We turned in to a little dive. I ordered myself a vodka tonic. Rarely did I drink liquor anymore but I felt that the situation called for it. I needed to be less lucid than I was. He didn’t offer to pay for my drink. But he got two tequila shots, offering me one, and a Jack and Coke. I declined, laughing.
“So what have you been reading lately?” he asked, after toasting me with one of his two shots. I had told him over the Internet that I was a librarian, and he loved that. He had asked me to wear my glasses, but I didn’t wear glasses.
“I’m almost always reading the Greeks,” I said. “I’m doing a project on the poet Sappho that I’ve been working on for a number of years. Trying to finish it this summer.”
“Oh yeah, I read him in high school,” he said. “I’m really into the Beats right now. Do you like the Beats?”
I liked the Beats for a second when I was fourteen. By sixteen I realized they were mostly just good for picking out a douchebag. There was something about douche bros and the Beats. They just gravitated there.
“Yeah, I love them,” I said. “Who is your favorite?”

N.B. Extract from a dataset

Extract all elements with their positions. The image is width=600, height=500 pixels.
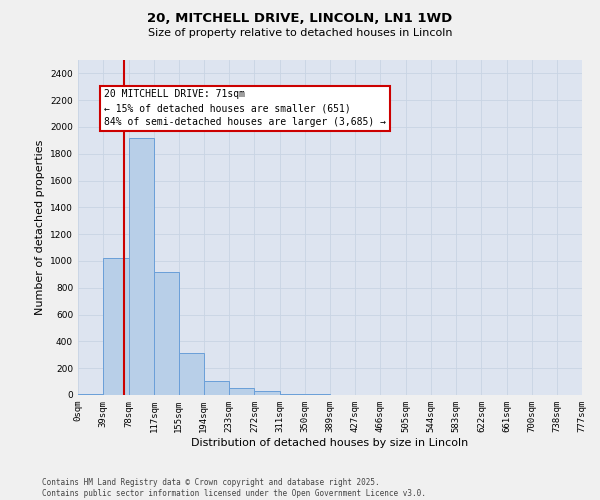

“Kerouac,” he said. “I’m really into Kerouac, Burroughs, and Bukowski. Kerouac just keeps it so real, like the way he writes his characters it’s just so—legit. I would love to write like him someday.”
“Right,” I said.
“So how about that walk?” he said.
Outside it was almost dark. He lit up a cigarette and offered me one. I declined and watched him squint and inhale, then exhale. Clearly he had studied that move: a James Dean kind of smoking pose. But he was no James Dean, and his hands were even more monkey-werewolf than the rest of him: monkey in the way they curled around the cigarette like they were clutching a banana and werewolf in the way his arm hair crawled well over his wrist and onto the hands themselves. He was hairy to the knuckle. We started to walk and I felt like I was going to vomit. I kept wanting to say, “You know what? Thanks, but I’m not feeling so great and I’m just going to walk home.” But we kept walking.
Suddenly he grabbed my hand and said, “Can I kiss you?”
But he didn’t wait for me to respond. His palm was sweaty, but his lips were full and I closed my eyes and it felt shocking to be kissing someone new. The new mouth shape was exciting, also strange. After eight years I forgot that lips could come in different shapes and feels. Also, the taste of cigarettes and whiskey was exciting. I was half nauseated and half turned on. I felt rebellious and young.